Re: Last Call: <draft-hardie-privsec-metadata-insertion-05.txt> (Design

wing are missing from the document:

It's difficult to say how something will be used in the future.

[Med] An advice that is not implementable makes more troubles, IMHO.

Sorry, I thought you were asking what wgs or protocols planned to reference
this.  For that, I don't know.  The intent is that it is information useful
to those considering whether restoring metadata lost to encryption in
mid-network is the right way to go.

My intent (and the understanding of other reviewers) is to highlight that
these mechanisms have a privacy-damaging result and that this should be
considered.

[Med] I do think existing documents already make that job.
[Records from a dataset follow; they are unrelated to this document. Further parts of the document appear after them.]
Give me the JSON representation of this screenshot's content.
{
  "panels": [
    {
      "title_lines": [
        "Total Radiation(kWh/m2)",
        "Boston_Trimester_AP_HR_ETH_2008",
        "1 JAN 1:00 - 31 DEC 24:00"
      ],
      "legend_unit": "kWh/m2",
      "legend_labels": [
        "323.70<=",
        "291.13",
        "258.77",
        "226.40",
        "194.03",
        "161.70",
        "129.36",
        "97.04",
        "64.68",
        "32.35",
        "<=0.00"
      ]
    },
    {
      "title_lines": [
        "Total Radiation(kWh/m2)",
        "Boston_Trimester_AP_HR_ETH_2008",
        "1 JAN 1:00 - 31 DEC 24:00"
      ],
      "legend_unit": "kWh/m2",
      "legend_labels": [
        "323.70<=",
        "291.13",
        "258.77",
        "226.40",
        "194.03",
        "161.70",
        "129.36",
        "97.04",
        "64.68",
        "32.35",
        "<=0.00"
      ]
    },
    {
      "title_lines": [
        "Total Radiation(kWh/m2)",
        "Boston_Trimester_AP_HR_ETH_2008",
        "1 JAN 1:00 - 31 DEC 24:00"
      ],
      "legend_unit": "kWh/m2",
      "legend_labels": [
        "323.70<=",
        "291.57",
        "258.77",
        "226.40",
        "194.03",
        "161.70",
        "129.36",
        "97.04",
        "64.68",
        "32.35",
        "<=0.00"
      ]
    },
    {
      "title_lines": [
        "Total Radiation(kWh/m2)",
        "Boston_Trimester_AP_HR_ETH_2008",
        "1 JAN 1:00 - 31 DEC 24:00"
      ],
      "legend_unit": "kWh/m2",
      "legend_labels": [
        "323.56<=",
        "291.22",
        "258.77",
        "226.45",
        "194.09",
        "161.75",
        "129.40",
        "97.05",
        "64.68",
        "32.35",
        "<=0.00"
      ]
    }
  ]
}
I do think we
need more.

Sorry, did you mean "do not think we need more"?  If so, I obviously
disagree.  This design pattern is used uncritically enough that a brief
document describing why it isn't safe still seems to me useful.  Were it
incorporated into a more general document (as noted before), that would
also work.  If it later is, that more general work could obsolete this
(though that's a bid for an informational document).

 In particularly, I'm concerned that some application functions in the
network (e.g. recursive resolvers or proxies) do not consider the postive
privacy implications of their aggregation and so do not consider adding
this data back as problematic.

[Med] I’m also concerned with that, too (see e.g.,
http://www1.icsi.berkeley.edu/~narseo/papers/hotm42-vallinarodriguez.pdf).
In the meantime, I’m also concerned with (1) some applications that leak
privacy information without the consent of the user and (2) some
application servers that may correlate various information shared by an
application client to track users (e.g., https://panopticlick.eff.org/).
BTW, I see that you are using “application function” which may not have the
same meaning as the general “protocol” wording used in draft-hardie-*. Do
you consider a DHCP relay as an “application function”?

   Highlighting this enables them to see this traffic in a different
context.

[Med] Isn’t this already assumed by some protocol designers (e.g.,
RFC6973, SIP)? BTW, there are subtleties when proxies are in the same trust
domain of the client or server.

There are certainly some protocol designers that have internalized this,

but my experience has been that this is not always the case.  In a fair few
cases, folks deploy  methods like this because they see encryption of
metadata in data integrity terms or see aggregation only in terms of data
usage minimization.  They restore the metadata mid-network because it is
the quickest solution for them to get back to the status quo ante for their
understanding of the system.

* that data may not be always available to the endhost

Understood, but even in this case, it is better to make the permission to
add the data explicit.

[Med] This may be easy to implement for some applications, but this may
not be generalized to ** all ** protocols.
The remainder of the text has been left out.